It’s one day before the acclaimed Fishtown restaurant Pizzeria Beddia will be closing down. Their five–year rent is up. There's a line of 35 people that's wrapped around the corner; I can't even see the entrance. It’s clear they've come prepared to be camp out on the sidewalk for a while. A few people are huddled beneath a bright red canopy tent, their makeshift shelter against the afternoon drizzle. Others stand by, a beer in one hand and an umbrella in the other. A copy of Catch–22 lies abandoned on a fold–up chair. Any unknowing passerby would assume that the queue was for a small concert venue—definitely not a restaurant.
But Pizzeria Beddia isn’t—or wasn’t—just an eatery. Open from 5:30 p.m. to 10:30 p.m. Wednesdays through Saturdays, the owner and chef, Joe Beddia, would make only 40 pies, all 16–inch New York–style pizzas, a day. And due to their popularity, heightened by Bon Appetit’s glowing reviews, the process of getting one became a daily spectacle. You couldn’t just call in to order, because they didn’t have a phone. People usually began to line up at around 2 p.m., before the man himself even arrived. On this day, the day before closing, people were waiting outside the door since 8:30 a.m.
But the waiting doesn't end once you order your pizza—most people were given a time to come back to pick their order up, which could be as late as 10 p.m.

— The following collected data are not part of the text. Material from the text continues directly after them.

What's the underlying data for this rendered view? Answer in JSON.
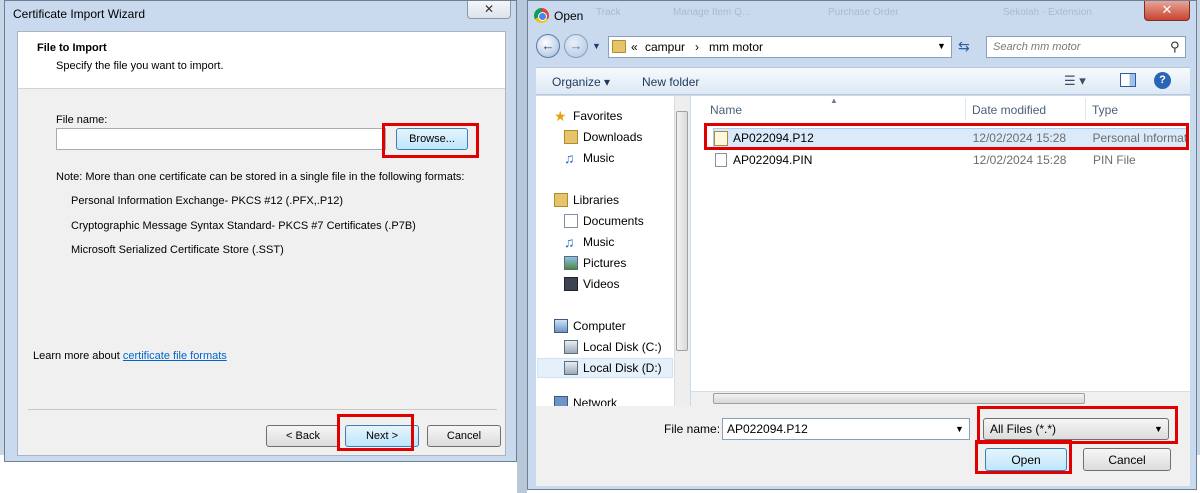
{
  "wizard": {
    "title": "Certificate Import Wizard",
    "close_glyph": "✕",
    "section_title": "File to Import",
    "section_subtitle": "Specify the file you want to import.",
    "file_name_label": "File name:",
    "browse_label": "Browse...",
    "note": "Note:  More than one certificate can be stored in a single file in the following formats:",
    "formats": [
      "Personal Information Exchange- PKCS #12 (.PFX,.P12)",
      "Cryptographic Message Syntax Standard- PKCS #7 Certificates (.P7B)",
      "Microsoft Serialized Certificate Store (.SST)"
    ],
    "learn_prefix": "Learn more about ",
    "learn_link": "certificate file formats",
    "back_label": "< Back",
    "next_label": "Next >",
    "cancel_label": "Cancel"
  },
  "open_dialog": {
    "title": "Open",
    "close_glyph": "✕",
    "background_tabs": [
      "Track",
      "Manage Item Q...",
      "Purchase Order",
      "Sekolah - Extension"
    ],
    "address_parts": [
      "«",
      "campur",
      "›",
      "mm motor"
    ],
    "search_placeholder": "Search mm motor",
    "toolbar": {
      "organize": "Organize ▾",
      "new_folder": "New folder"
    },
    "nav": {
      "favorites": "Favorites",
      "downloads": "Downloads",
      "music": "Music",
      "libraries": "Libraries",
      "documents": "Documents",
      "music2": "Music",
      "pictures": "Pictures",
      "videos": "Videos",
      "computer": "Computer",
      "disk_c": "Local Disk (C:)",
      "disk_d": "Local Disk (D:)",
      "network": "Network"
    },
    "columns": {
      "name": "Name",
      "date": "Date modified",
      "type": "Type"
    },
    "files": [
      {
        "name": "AP022094.P12",
        "date": "12/02/2024 15:28",
        "type": "Personal Informat"
      },
      {
        "name": "AP022094.PIN",
        "date": "12/02/2024 15:28",
        "type": "PIN File"
      }
    ],
    "file_name_label": "File name:",
    "file_name_value": "AP022094.P12",
    "filter_value": "All Files (*.*)",
    "open_label": "Open",
    "cancel_label": "Cancel"
  },
  "colors": {
    "highlight": "#e00000",
    "window_frame": "#c9daee",
    "link": "#0066cc",
    "selection": "#dbeafb"
  }
}
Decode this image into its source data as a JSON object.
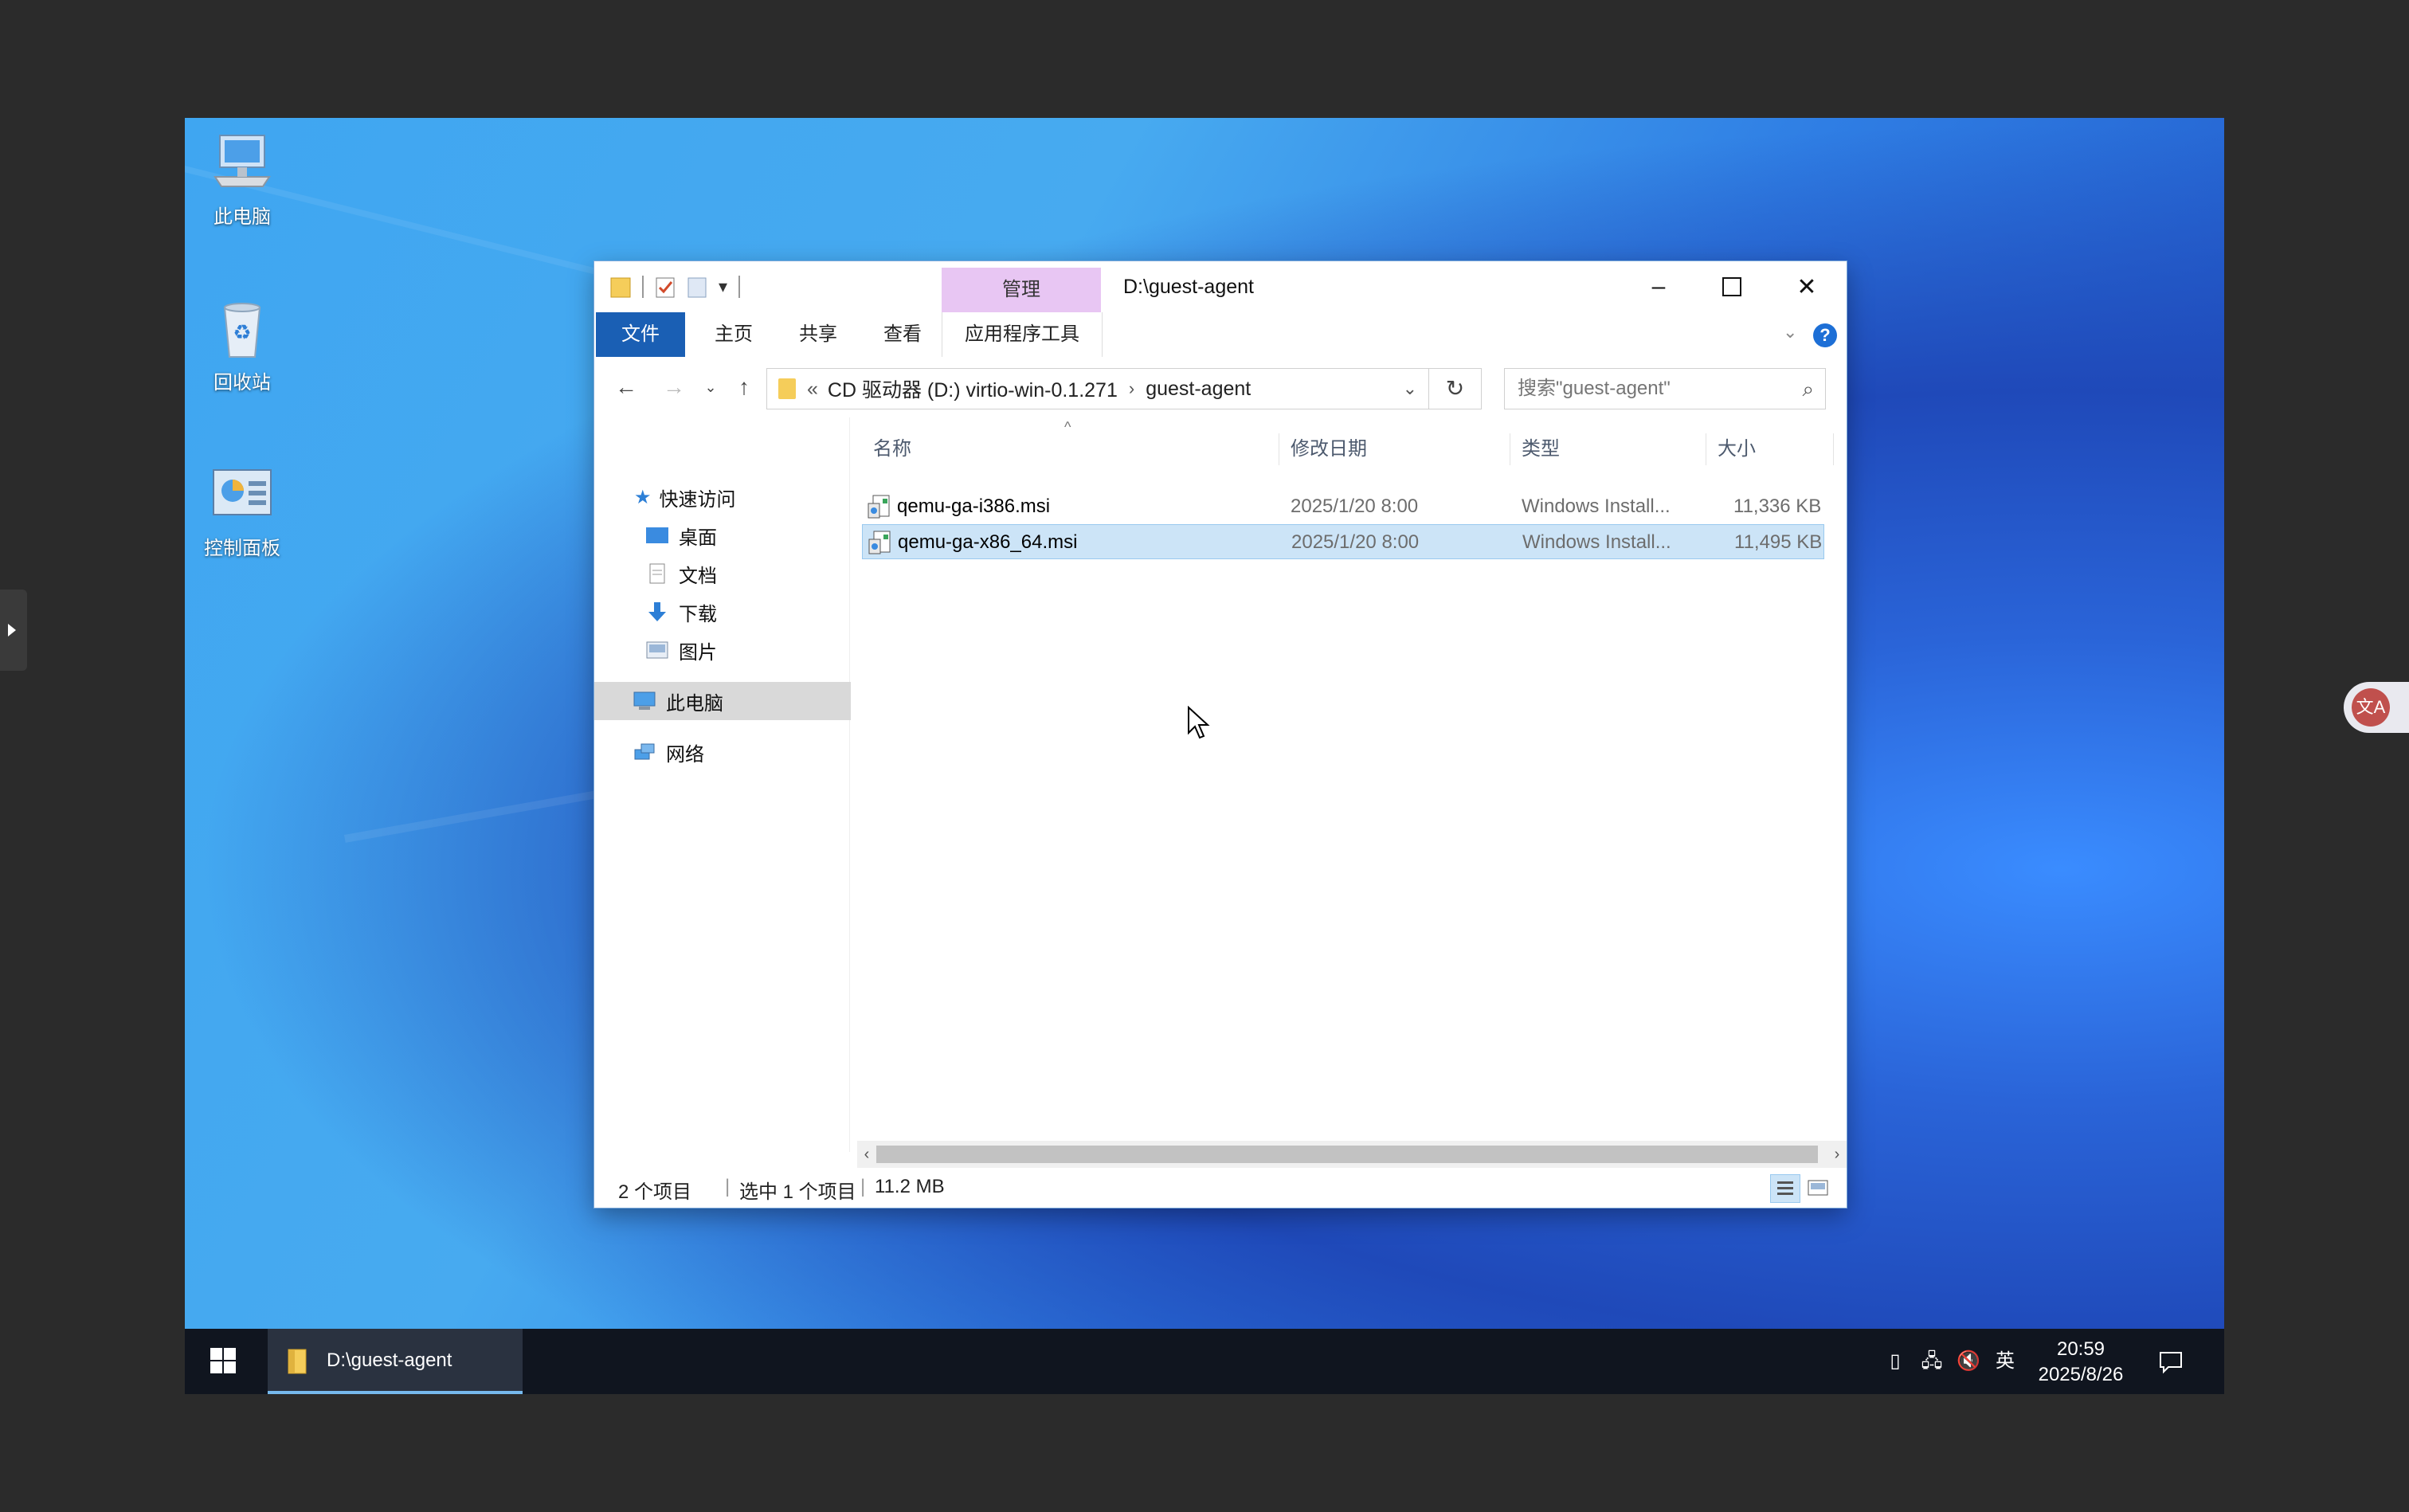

As for myself? I arrived at around 3 p.m., armed with an umbrella and a fully charged phone, eager to see if the pizza was worth the wait.
I never found out.
The door opened a few minutes before 5:30 p.m. and the first half of the line slowly made their way inside. The second half, myself included, jealously watched the people who had already placed their orders stroll confidently out, supposedly just to come back later to pick up their pizzas. The cut–off ended up being at least ten people in front of me. I never stood a chance.
But at least I wasn’t alone in my misery. It was the second time that the woman behind me, a grad student at Penn, had failed to get a pizza. Last time, Asja Radja had “gotten pretty close to the front and then they ran out.” She had heard about Pizzeria Beddia from Bon Appetit magazine. This time around, she and a friend were already in the area when they saw the line outside the restaurant. They joined the line on a whim, hoping to make up for their previous failed venture.
Despite my pizza–less future, I wandered into the restaurant. The location, which was cash–only, wasn’t much to look at. The space itself was small and cramped, with a standing table for people to hang around and wait if they wished. Two customers, locals Luke Zeller and Zeke Richardson, were drinking beers at the table, waiting for their orders. They had been around 12th in line, but “were 15, 16, 17, and 18 in terms of pizzas.”
Zeller dropped Richardson off at 11:15 a.m. and then joined him in the afternoon. Both “wanted to give [Pizzeria Beddia] a try before it was gone.”
During the six–hour wait, the two friends got to know the other people in line. “We met a couple of emergency physicians, some people further downwards were teachers, and we just chatted with people about their lives. At some point it started raining, so we had to put away all our tech and it was a nice moment where this forced community of the pizza–starved made us meet people,” said Richardson.
Zeller commented, “It was an interesting group because there were lots of different people coming together for a common cause.” He and Richardson recognized that what they were doing was “a weird thing to do.” He added, “We knew it was strange going in, spending this much time waiting for a couple pizzas, but we went for it.”
They drove by the day before, but the line had been around the corner, and so they resolved to get to the pizzeria as early as possible on its second–to–last day. They had never tried the pizza before, but the other people in line reaffirmed that it was exceptional.
“I was surprised,” said Richardson, “I thought people were going to be like, I’m just doing it for the show, but like, one guy has been coming here every week for the last two years. He said, ‘I know it’s a longer line, but hey, I gotta have my pizza.' That’s pretty impressive.”
Unfortunately, Pizzeria Beddia has closed ... for now. Beddia has plans to open up a new, larger location in Fishtown, with seating for 100 and a bar. But don’t expect to be able to try one of “America’s best” pizzas until at least the end of 2018. Even then, you might have to prepare yourself for a wait.